Sunday 25 May 2014

Project Based Teaching/Learning



An example of project-based learning would perhaps be the culminating task for a unit that I came up with for a Grade 9 Applied French class on my third teaching block.  The unit theme was music (Very original on my part, right?) and the culminating, inquiry-based project was that students had to plan a weekend trip to see their favourite singer or group perform.  This project was inquiry-based because the students had to figure out what they would need to make the plan.  They needed to be able to sustain a short phone conversation with a friend to make arrangements to meet up (questions, date, time, and familiar vs. formal language), they needed to be able to buy tickets at a ticket booth (questions, numbers, recognizing methods of payment and when the vendor makes a mistake), and they needed to be able to make a schedule (date, time, basic vocabulary).  They also needed to be able to say who their favourite singer was and why (verbs of feeling; giving good reasons).  All instruction and all assignments were geared toward preparing students for the culminating task.

My experience with project-based learning as a learner is that it can be frustrating.  Inquiry-based learning was the big thing while I was taking my undergraduate degree, and sometimes I felt as if project/inquiry-based learning was an excuse for the professor or T.A. to tell us nothing, yet claim to be teaching us.  I find that this sort of strategy is the kind that the student fails to appreciate on the short term, but appreciates immensely on the long term.  The inquiry-based approach more accurately depicts real-life, which hurls a series of problems at you that you must overcome in order to succeed.

As a teacher, my experience with project-based learning is that it turns you into a resource person, rather than a lecturer.  Instead of tossing water at empty glasses and hoping that some gets in, you give them the pitcher so they can pour it themselves, and they also have the choice of lemonade!  I also appreciate the focus that project-based learning gives my instruction.  No more busy-work, it’s all relevant, or if it’s not, students pick the knowledge that’s most relevant to them.  You can still fulfill all the curriculum requirements, even if students are learning slightly different content.

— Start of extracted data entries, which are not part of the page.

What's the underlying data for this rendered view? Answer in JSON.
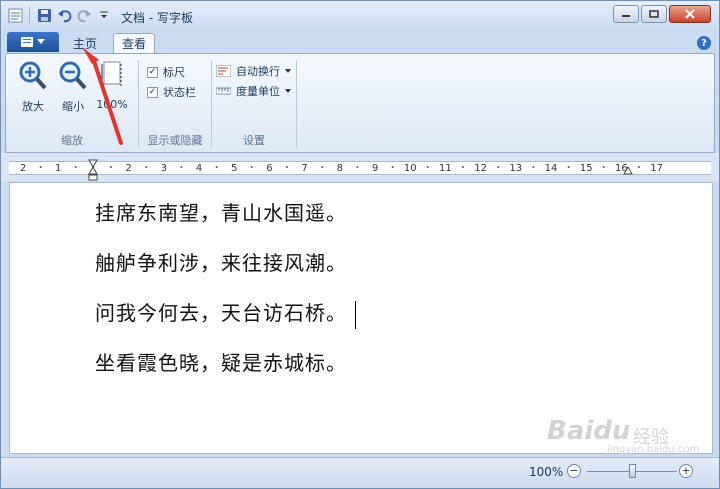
{
  "window": {
    "title": "文档 - 写字板"
  },
  "tabs": {
    "home": "主页",
    "view": "查看"
  },
  "ribbon": {
    "zoom_group": {
      "label": "缩放",
      "zoom_in": "放大",
      "zoom_out": "缩小",
      "percent100": "100%"
    },
    "show_hide_group": {
      "label": "显示或隐藏",
      "ruler": "标尺",
      "statusbar": "状态栏",
      "ruler_checked": true,
      "statusbar_checked": true
    },
    "settings_group": {
      "label": "设置",
      "word_wrap": "自动换行",
      "units": "度量单位"
    }
  },
  "ruler": {
    "labels": [
      "2",
      "1",
      "1",
      "2",
      "3",
      "4",
      "5",
      "6",
      "7",
      "8",
      "9",
      "10",
      "11",
      "12",
      "13",
      "14",
      "15",
      "16",
      "17"
    ]
  },
  "document": {
    "lines": [
      "挂席东南望，青山水国遥。",
      "舳舻争利涉，来往接风潮。",
      "问我今何去，天台访石桥。",
      "坐看霞色晓，疑是赤城标。"
    ]
  },
  "statusbar": {
    "zoom": "100%",
    "zoom_minus": "−",
    "zoom_plus": "+",
    "zoom_level": 0.5
  },
  "watermark": {
    "logo": "Baidu",
    "cn": "经验",
    "url": "jingyan.baidu.com"
  },
  "colors": {
    "accent": "#2d6fc4",
    "annotation_arrow": "#e8322a"
  }
}
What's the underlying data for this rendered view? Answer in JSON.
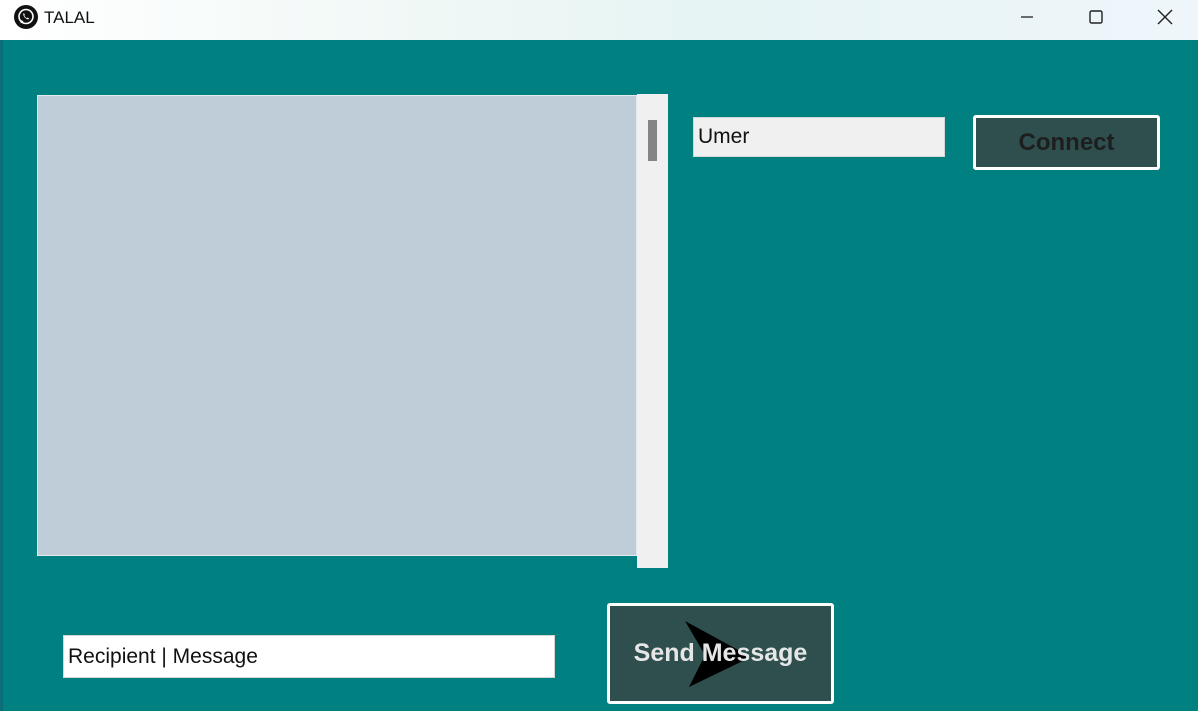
{
  "window": {
    "title": "TALAL",
    "app_icon": "whatsapp-icon",
    "controls": {
      "minimize_icon": "minimize-icon",
      "maximize_icon": "maximize-icon",
      "close_icon": "close-icon"
    }
  },
  "colors": {
    "background": "#008080",
    "chat_log_background": "#bfcdd9",
    "button_background": "#2f4f4f",
    "button_border": "#ffffff",
    "connect_text": "#1e1e1e",
    "send_text": "#e6e6e6"
  },
  "connection": {
    "username_value": "Umer",
    "connect_label": "Connect"
  },
  "compose": {
    "message_value": "Recipient | Message",
    "send_label": "Send Message",
    "send_icon": "arrow-right-icon"
  }
}
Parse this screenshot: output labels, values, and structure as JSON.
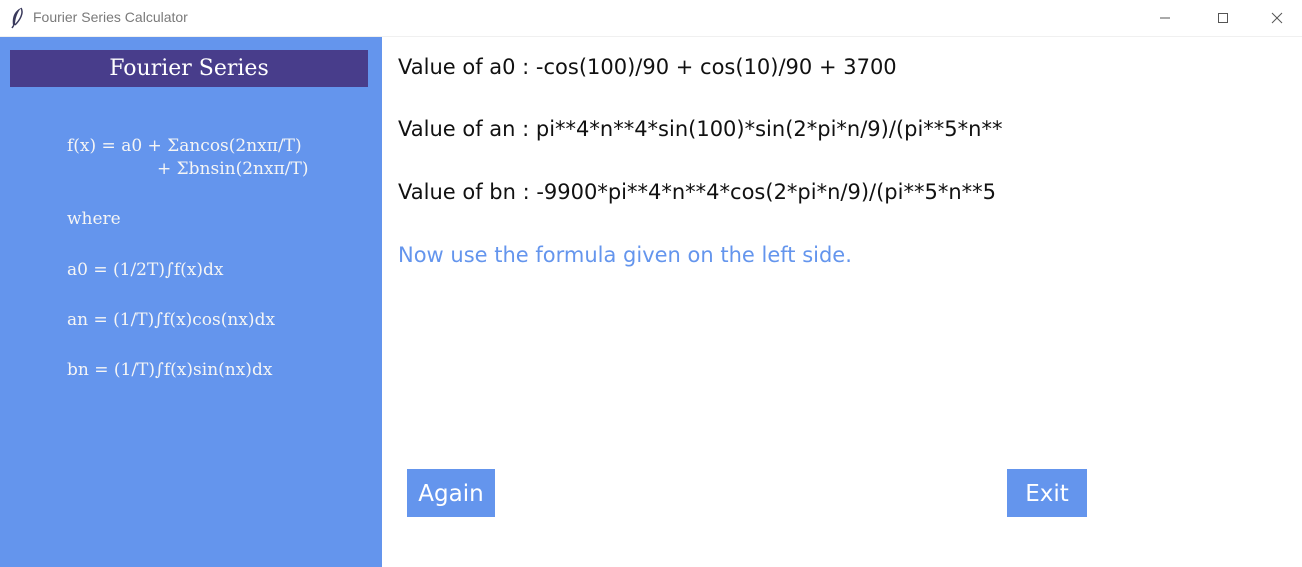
{
  "window": {
    "title": "Fourier Series Calculator",
    "icon": "feather-icon"
  },
  "sidebar": {
    "header": "Fourier Series",
    "formula_line1": "f(x) = a0 + Σancos(2nxπ/T)",
    "formula_line2": "+ Σbnsin(2nxπ/T)",
    "where": "where",
    "a0_formula": "a0 = (1/2T)∫f(x)dx",
    "an_formula": "an = (1/T)∫f(x)cos(nx)dx",
    "bn_formula": "bn = (1/T)∫f(x)sin(nx)dx"
  },
  "results": {
    "a0": "Value of a0 : -cos(100)/90 + cos(10)/90 + 3700",
    "an": "Value of an : pi**4*n**4*sin(100)*sin(2*pi*n/9)/(pi**5*n**",
    "bn": "Value of bn : -9900*pi**4*n**4*cos(2*pi*n/9)/(pi**5*n**5",
    "hint": "Now use the formula given on the left side."
  },
  "buttons": {
    "again": "Again",
    "exit": "Exit"
  },
  "colors": {
    "panel": "#6495ed",
    "header": "#483d8b",
    "hint": "#6495ed"
  }
}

It’s this ability to differentiate our instruction that makes project-based learning relevant to today’s students.  Our society requires more and more education and is becoming more and more specialized.  In this type of society, the patience for generalist knowledge wanes.  Students want to learn things that are going to be relevant to them, in their future.  Rather than designing a French class where the few students who go on to study French literature will benefit, we can design French classes where all students are learning the grammar and vocabulary that will be most useful to them on their chosen path.

Link for Project-Based Learning:


It is important that students learn from examples because they have to be able to connect what they’re learning in the classroom to real-life situations and scenarios.  This connection is important because it’s what motivates students to work hard and what engages them in their own learning.  It’s almost evolutionary: unless what I’m doing has a direct link to my survival, do I want to invest a lot of time in it?

The project-based learning strategy can be used to inform and teach students, rather than giving them the information directly, by setting up the project so that the work that those students complete answers their own questions.  Rather than me saying, “Here’s information.  Learn it and you’ll be able to answer this question,” students begin with the question, and then find the answer(s).

This form of instruction could easily be considered individualized or student-centred because as aforementioned, students’ own learning goals are the focus of teaching and learning.